At days tattered close, head nodding to rest
His ride for the day is now done,
He thinks of the hours whose total won’t count
“Cause he only gets paid sun to sun.

His eyes shift above a duster of red
That rakes blowing sand from the wind,
He’s glad day is made but knows in his heart
Before long, another begins.

Reins still in his hand he steps to the ground
Tipping his hat with a nod,
He lets go the cinch to bring back the breath
Then takes stock of the four that are shod.

The dust billows free as he raises a leg
And gives his worn boot a good stomp,
His horse now at ease as it chases the ground
Looking for some sweet grass to chomp.

With care, a brush, and sure measured strokes,
To her mane and her flank and her withers,
Sweeping tangles and brambles, knotting the tail
She speaks thanks to him when she shivers.

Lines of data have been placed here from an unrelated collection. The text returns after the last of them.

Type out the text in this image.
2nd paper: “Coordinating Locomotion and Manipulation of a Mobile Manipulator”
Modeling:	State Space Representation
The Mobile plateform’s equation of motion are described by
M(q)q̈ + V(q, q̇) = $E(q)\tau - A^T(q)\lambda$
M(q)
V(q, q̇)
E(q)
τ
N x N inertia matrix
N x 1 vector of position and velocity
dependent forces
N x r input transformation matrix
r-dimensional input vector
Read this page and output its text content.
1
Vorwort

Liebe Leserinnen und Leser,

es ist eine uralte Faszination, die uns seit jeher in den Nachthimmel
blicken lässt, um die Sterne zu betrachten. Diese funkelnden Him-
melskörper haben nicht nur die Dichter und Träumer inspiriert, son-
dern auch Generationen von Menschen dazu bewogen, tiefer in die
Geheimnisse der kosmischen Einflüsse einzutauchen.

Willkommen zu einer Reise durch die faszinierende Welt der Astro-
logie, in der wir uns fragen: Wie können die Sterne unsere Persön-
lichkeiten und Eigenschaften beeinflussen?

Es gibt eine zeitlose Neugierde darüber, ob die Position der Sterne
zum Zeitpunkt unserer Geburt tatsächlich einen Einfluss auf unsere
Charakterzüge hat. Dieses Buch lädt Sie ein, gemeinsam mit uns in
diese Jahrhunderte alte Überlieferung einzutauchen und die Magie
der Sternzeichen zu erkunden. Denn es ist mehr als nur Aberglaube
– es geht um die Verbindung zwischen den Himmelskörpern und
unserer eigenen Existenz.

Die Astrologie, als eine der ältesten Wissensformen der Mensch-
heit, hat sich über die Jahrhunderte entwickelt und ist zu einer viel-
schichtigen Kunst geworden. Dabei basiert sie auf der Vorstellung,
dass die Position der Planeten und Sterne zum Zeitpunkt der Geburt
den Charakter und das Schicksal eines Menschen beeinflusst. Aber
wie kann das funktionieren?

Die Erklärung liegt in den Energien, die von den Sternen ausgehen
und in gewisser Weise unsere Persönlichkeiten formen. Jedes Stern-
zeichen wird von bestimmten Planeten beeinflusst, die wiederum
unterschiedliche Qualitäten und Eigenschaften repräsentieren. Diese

Deep purples and reds are all that remain
Of the sky that was painted pure blue,
The sun cutting west will be dipping below
As night waits to answer its queue.

Hobbling his mount to the picket line
He knows she’ll be safe for the night,
Covering his traps with a dusty ole tarp
Resting easy, ’cause all is put right.

Upon a soft meadow his bed is unrolled
Then he studies a vast sparkling sky,
He asks if there was ever a count,
Of the stars ’cause it takes a sharp eye.

Repeating the question for no one to hear
Thinking, “Cowboy, now how can this be,
That no one has counted the lights in the sky
Are they leaving it all up to me?”

Begin the tally from a well-chosen point
Should you have to start over it’s plain,
The northern star on the handle shines bright
To preface your celestial domain.

The counting established with nary a slip
He knows he’ll not stop ’til its penned,
With thousands to reckon he can’t miss a one
At least, that is what he intends……

Darkness now past, the camp’s in a stir
As the riders crawl out of their rolls,
Saddles are creaking, horses are speaking
Big Augur recalls these poor souls.

Rousted from sleep, he’s not quite awake
As he raises an eye toward the heavens,
He remembers the count of nights’ flickering lights
But was sure there were more than eleven……

Robert L. Penven Sr.
70 years of age, the patriarch of a rather large family/grand kids included. He served in the United States Marine Corps from June 1961 to January 1966. Honorably discharged at the time of separation. From 1967 until 1992, and served with the New Jersey State Police as a state trooper. Since the time of retirement Robert has taught tennis under the auspices of the United States Professional Registry, and has been employed as a finished carpenter and later years an assistant to an airplane mechanic. Hobbies are many, aversions are few. He likes writing stories and poems, and this is his first real publication, but he did submit poetry to his college magazine in 1975 and it was published for the benefit of the student body, probably not so much for himself. Now you know more about Robert Penven than you probably should.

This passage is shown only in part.